Protein microarrays represent an emerging class of proteomic tools to investigate multiple protein-protein interactions in parallel. A sufficient proportion of immobilized proteins must maintain an active conformation and an orientation that allows for the sensitive and specific detection of antibody and ligand binding. In order to establish protein array technology for the characterization of the weak interactions between leukocyte membrane proteins, we selected the human leukocyte membrane protein CD200 (OX2) and its cell surface receptor (hCD200R) as a model system. As antibody-antigen reactions are generally of higher affinity than receptor-ligand binding, we first analyzed the reactivity of monoclonal antibodies (mAb) to normal and mutant forms of immobilized CD200R.
Fluorescently labelled mAb DX147, DX136 and OX108 were specifically reactive with immobilized recombinant hCD200R extracellular region, over a range of 0.1–40 μg ml-1 corresponding to a limit of sensitivity of 0.01–0.05 femtomol per spot. Orientating hCD200R using capture antibodies, showed that DX147 reacts with an epitope spatially distinct from the more closely related DX136 and OX108 epitopes. A panel of soluble recombinant proteins with mutations in hCD200R domain 1 produced by transiently transfected cells, was arrayed directly without purification and screened for binding to the three mAb. Several showed decreased binding to the blocking mAb DX136 and OX108, suggesting close proximity of these epitopes to the CD200 binding site. Binding of hCD200 to directly immobilized rat, mouse, and hCD200R was achieved with multimeric ligands, in the form of biotinylated-hCD200 coupled to FITC-labelled avidin coated beads.

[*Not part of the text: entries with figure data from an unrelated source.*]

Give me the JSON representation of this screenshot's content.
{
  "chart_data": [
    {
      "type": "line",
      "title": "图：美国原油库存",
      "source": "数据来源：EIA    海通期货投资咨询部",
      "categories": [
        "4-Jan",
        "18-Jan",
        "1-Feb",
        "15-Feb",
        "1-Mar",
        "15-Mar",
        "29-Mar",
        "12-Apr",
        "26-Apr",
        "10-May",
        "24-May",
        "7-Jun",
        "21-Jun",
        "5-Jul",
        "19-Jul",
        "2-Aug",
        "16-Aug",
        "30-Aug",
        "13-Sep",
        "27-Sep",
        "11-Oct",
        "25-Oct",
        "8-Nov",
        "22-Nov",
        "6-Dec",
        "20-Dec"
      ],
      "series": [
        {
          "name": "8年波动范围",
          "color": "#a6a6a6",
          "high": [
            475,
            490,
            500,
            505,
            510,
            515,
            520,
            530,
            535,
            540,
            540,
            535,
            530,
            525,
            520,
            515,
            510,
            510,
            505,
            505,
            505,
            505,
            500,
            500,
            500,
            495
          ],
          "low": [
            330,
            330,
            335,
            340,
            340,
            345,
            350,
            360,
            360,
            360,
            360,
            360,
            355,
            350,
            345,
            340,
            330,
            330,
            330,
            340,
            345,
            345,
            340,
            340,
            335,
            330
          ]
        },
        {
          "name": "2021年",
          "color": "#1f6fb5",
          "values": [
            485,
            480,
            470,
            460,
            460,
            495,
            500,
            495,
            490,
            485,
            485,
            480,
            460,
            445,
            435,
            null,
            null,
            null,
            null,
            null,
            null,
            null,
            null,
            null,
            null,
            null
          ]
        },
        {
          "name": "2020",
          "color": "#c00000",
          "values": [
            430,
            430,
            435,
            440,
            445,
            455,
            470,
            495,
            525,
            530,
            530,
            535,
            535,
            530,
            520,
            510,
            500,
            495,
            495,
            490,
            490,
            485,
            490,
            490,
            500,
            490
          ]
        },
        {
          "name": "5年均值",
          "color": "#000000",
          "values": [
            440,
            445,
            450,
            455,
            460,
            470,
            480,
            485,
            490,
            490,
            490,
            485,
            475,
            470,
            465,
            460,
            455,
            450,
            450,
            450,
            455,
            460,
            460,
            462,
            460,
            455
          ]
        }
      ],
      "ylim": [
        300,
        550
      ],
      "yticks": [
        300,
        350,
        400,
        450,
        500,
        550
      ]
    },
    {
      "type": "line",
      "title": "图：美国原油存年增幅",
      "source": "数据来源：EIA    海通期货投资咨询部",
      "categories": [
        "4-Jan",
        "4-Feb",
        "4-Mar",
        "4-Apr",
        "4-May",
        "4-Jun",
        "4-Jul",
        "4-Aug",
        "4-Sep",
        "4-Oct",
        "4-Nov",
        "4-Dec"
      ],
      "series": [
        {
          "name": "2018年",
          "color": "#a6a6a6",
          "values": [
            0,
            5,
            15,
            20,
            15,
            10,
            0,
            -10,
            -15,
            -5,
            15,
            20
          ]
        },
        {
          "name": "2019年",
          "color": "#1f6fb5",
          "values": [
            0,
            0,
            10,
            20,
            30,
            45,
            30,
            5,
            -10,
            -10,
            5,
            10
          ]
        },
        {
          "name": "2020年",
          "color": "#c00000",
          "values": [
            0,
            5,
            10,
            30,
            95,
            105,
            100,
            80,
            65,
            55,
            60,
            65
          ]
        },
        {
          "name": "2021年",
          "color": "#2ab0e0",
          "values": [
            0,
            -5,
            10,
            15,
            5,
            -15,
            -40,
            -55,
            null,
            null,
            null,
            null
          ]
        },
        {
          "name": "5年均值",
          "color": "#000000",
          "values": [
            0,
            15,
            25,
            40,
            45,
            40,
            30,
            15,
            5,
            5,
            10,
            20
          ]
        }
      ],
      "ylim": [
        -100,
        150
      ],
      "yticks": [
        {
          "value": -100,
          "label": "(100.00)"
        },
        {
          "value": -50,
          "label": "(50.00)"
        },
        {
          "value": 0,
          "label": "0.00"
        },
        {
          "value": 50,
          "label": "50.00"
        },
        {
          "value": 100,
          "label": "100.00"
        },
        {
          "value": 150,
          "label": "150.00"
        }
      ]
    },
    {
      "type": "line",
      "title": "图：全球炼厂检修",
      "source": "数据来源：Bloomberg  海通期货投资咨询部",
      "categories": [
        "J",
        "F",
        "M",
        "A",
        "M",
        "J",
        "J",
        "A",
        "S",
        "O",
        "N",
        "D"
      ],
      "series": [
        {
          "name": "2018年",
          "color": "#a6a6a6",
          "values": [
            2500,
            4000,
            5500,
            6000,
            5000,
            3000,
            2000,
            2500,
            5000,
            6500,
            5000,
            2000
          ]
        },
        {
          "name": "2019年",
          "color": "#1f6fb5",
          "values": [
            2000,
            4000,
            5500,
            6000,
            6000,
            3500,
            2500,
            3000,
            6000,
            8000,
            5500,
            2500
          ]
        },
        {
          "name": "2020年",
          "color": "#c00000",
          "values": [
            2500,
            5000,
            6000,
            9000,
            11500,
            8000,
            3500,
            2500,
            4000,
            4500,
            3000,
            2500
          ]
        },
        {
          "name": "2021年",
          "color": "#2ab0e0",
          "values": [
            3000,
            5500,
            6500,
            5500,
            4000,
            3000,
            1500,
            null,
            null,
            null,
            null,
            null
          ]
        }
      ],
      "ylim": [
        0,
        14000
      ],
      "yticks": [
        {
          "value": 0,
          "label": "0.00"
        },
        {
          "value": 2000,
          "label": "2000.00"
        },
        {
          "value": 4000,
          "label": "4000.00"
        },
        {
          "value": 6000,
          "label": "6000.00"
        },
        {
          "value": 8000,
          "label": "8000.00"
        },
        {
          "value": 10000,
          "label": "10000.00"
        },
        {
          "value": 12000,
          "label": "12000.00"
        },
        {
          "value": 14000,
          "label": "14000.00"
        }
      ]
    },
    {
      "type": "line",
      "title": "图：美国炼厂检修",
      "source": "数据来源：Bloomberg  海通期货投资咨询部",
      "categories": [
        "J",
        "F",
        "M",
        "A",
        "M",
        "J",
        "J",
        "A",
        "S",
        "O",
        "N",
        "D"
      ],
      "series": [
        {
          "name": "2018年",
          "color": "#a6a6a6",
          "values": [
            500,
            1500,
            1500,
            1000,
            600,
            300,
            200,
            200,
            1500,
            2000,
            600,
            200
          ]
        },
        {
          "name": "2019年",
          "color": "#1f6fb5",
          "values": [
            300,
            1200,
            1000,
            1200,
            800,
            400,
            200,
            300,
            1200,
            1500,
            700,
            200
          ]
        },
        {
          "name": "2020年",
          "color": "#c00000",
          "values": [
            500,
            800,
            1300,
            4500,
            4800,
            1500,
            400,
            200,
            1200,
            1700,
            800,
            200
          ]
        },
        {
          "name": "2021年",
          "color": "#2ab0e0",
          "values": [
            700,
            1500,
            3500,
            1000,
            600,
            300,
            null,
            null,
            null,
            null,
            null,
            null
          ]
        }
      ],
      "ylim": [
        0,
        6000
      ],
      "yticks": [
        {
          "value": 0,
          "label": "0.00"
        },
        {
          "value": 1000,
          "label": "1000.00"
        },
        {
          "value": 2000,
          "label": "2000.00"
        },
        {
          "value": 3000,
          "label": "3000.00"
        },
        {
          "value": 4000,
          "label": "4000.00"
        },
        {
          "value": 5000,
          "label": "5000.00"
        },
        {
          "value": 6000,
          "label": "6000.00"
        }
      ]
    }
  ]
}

We have achieved sensitive, specific and reproducible detection of immobilized CD200R with different antibodies and mapped antigenic epitopes for two mAb in the vicinity of the ligand binding site using protein microarrays. We also detected CD200 binding to its receptor, a low affinity interaction, using beads presenting multivalent ligands. Our results demonstrate the quantitative aspects of protein arrays and their potential use in detecting simultaneously multiple protein-protein interactions and in particular the weak interactions found between leukocyte membrane proteins.